At 3:40 p.m, refinery operators detect a leak of aerosol hydrocarbons (HC: diesel, hydrogen and hydrogen sulfide) in the diesel desulphurization unit causing a release of hydrogen and hydrogen sulfide at the top of the unit .
The operator in charge of conducting the unit triggers the automatic shutting of the unit and the water walls of the furnace. The leak is located at the outlet of the desulfurization reactor, in the cooling towers. The plant firefighters team was alerted at 15:45 , then a warning containment for the 1500 employees of the platform (petrochemical units and refinery) is issued at 15:47. The company triggers the emergency plan at 3:50 p.m. and the firefighters team installs a water curtain around the unit. Public emergency services dispatch a firefifhter officer at the plant PC. Containment is raised 50 minutes later for the platform employees and 2h later for the unit and neighboring units employees , the emergency plan is then cancelled. The unit is depresurized by sending the diesel content to the torch, then is degazeifed with nitrogen. No casualties are registered but residents’ complaints concerning odors are recorded in the late afternoon in the nearby town located downwind of the refinery, their claims are confirmed between 16 am and 17 pm by air quality sensors located in this town. The company suffered production losses worth several million Euros due to the slowdown of the units of the platform, the closure of the desulfurization unit for several days and the non-desulfurized diesel producted which is more difficult to sell. The cloud of HC was released at a 10m height due to the fan of the cooling tower at the origin of the leak and quickly dispersed into the air, fixed hydrocarbon gas detectors in the units or mobile ones belonging to the employees and emergency staff never triggered. The company issues a press release.

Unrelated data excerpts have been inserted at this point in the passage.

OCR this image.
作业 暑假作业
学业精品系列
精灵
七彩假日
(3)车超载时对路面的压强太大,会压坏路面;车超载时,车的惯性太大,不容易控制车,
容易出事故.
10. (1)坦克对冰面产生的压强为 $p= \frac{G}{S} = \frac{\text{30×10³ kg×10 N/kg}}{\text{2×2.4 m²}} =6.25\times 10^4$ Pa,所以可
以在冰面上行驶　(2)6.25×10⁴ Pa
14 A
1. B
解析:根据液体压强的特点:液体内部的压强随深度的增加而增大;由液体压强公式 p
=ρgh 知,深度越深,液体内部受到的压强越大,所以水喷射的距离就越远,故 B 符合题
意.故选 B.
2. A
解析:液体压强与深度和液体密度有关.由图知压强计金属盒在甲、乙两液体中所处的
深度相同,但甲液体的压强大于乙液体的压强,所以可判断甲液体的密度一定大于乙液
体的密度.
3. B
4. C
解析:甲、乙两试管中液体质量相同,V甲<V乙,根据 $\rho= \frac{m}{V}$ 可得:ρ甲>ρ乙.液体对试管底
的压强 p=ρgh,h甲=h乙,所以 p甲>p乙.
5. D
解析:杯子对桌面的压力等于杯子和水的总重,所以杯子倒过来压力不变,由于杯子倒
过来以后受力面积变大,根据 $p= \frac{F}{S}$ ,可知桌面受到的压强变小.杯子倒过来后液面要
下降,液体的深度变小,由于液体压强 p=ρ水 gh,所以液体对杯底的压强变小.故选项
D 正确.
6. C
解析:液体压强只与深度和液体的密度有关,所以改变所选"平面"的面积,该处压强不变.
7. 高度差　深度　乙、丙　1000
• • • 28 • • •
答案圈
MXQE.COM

The investigation shows that the leak came from a boring on a beam of ordinary carbon steel pipes on 1 of the 4 air coolers units, following corrosion related to the presence of ammonium disulphide produced by the combination of H2S issued by the desulfurization porcesse and the nitrogen issued from the denitrification process in the reactor. An injection of water upstream is assured at all times to dissolve the substance and avoid deposits, but a retrofit of the unit 5 years ago had increased the rate of denitrification in the reactor. Corrosion was aggravated by the erosion derived from the excess of penetration of the weld beads on an elbow of the tube, thereby creating a turbulent flow erosion after the elbow. An examination of the radiographic controls made three months before by the plant inspection service (SIR) shows a residual thickness of 1.5 mm on the tube which remained undetected by the radiography operator and next by the employee of this service, given the difficulties to detect it with the radiiographic device. The normal procedure involves replacing the tube when reaching a residual thickness <2mm. The uniform nature of the loss of thickness in this part of the tube is more difficult to detect than a ponctual loss of thickness on the radiographic films. Incidents of boring related corrosion / erosion had already occurred on some of the 92 tubes and 368 elbows belonging to the 2 oldest cooling towers (30 years old), with change of 41 tubes after a similar incident 5 years ago , 5 elbows changed following a checkup 2 years ago and 75 elbows changed after incident 3 months ago, but without any consequences on the environment. The company restarts the unit on a reduced mode with the 2 most recent cooling towers (15 years old) to avoid the complete paralyzation of the atmospheric distillation unit, the 2 oldest are replaced the next year with a special attention given to the nature of the metal and the design of tubes and elbows.